- Motto: "Grassroots Government Of Minnesota"
- Location of Guthrie Township, within Hubbard County, Minnesota
- Coordinates: 47°16′54″N 94°50′6″W﻿ / ﻿47.28167°N 94.83500°W
- Country: United States
- State: Minnesota
- County: Hubbard

Area
- • Total: 35.3 sq mi (91.5 km^{2})
- • Land: 34.8 sq mi (90.2 km^{2})
- • Water: 0.50 sq mi (1.3 km^{2})
- Elevation: 1,437 ft (438 m)

Population (2020)
- • Total: 603
- • Density: 17.3/sq mi (6.69/km^{2})
- Time zone: UTC-6 (Central (CST))
- • Summer (DST): UTC-5 (CDT)
- ZIP code: 56461
- Area code: 218
- FIPS code: 27-26360
- GNIS feature ID: 0664365
- Website: www.township.guthrie.mn.us

= Guthrie Township, Hubbard County, Minnesota =

Guthrie Township is a township in Hubbard County, Minnesota, United States. The population was 603 at the 2020 census.

==History==
The township was named for railroad builder Archibald Guthrie.

==Geography==
According to the United States Census Bureau, the township has a total area of 35.3 sqmi, of which 34.8 sqmi is land and 0.5 sqmi (1.41%) is water.

==Demographics==
As of the census of 2000, there were 436 people, 160 households, and 126 families residing in the township. The population density was 12.5 PD/sqmi. There were 170 housing units at an average density of 4.9 /sqmi. The racial makeup of the township was 94.72% White, 0.46% African American, 3.21% Native American, 0.23% from other races, and 1.38% from two or more races.
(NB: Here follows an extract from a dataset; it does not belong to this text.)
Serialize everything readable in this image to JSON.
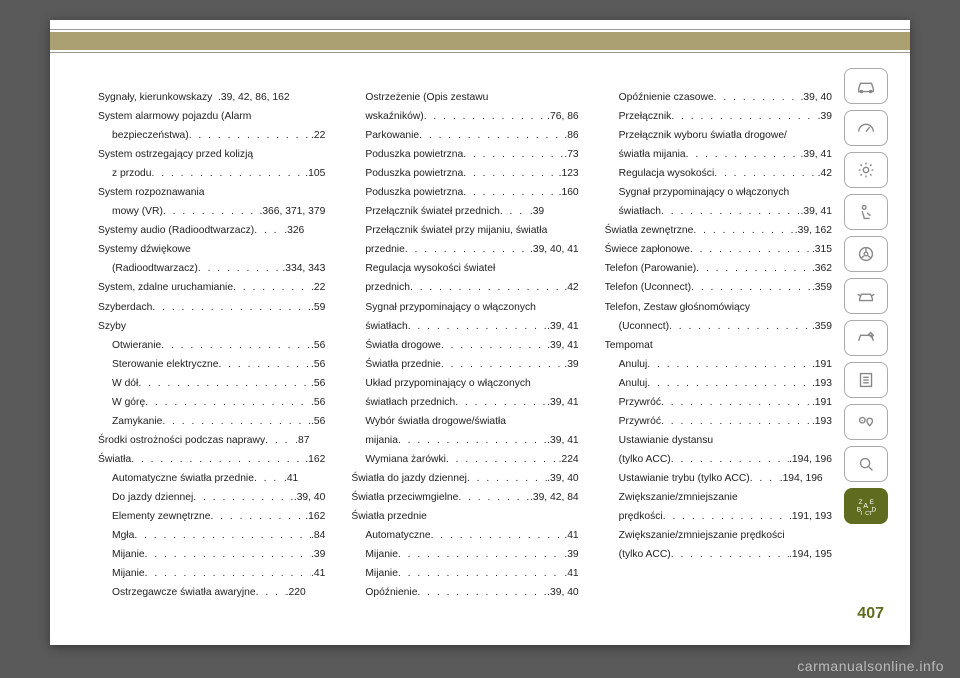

There were 160 households, out of which 36.3% had children under the age of 18 living with them, 67.5% were married couples living together, 7.5% had a female householder with no husband present, and 21.3% were non-families. 17.5% of all households were made up of individuals, and 8.1% had someone living alone who was 65 years of age or older. The average household size was 2.73 and the average family size was 3.02.

In the township the population was spread out, with 30.0% under the age of 18, 5.5% from 18 to 24, 30.5% from 25 to 44, 25.7% from 45 to 64, and 8.3% who were 65 years of age or older. The median age was 36 years. For every 100 females, there were 97.3 males. For every 100 females age 18 and over, there were 96.8 males.

The median income for a household in the township was $41,250, and the median income for a family was $45,278. Males had a median income of $36,125 versus $19,583 for females. The per capita income for the township was $21,561. About 8.7% of families and 12.1% of the population were below the poverty line, including 22.0% of those under age 18 and 4.5% of those age 65 or over.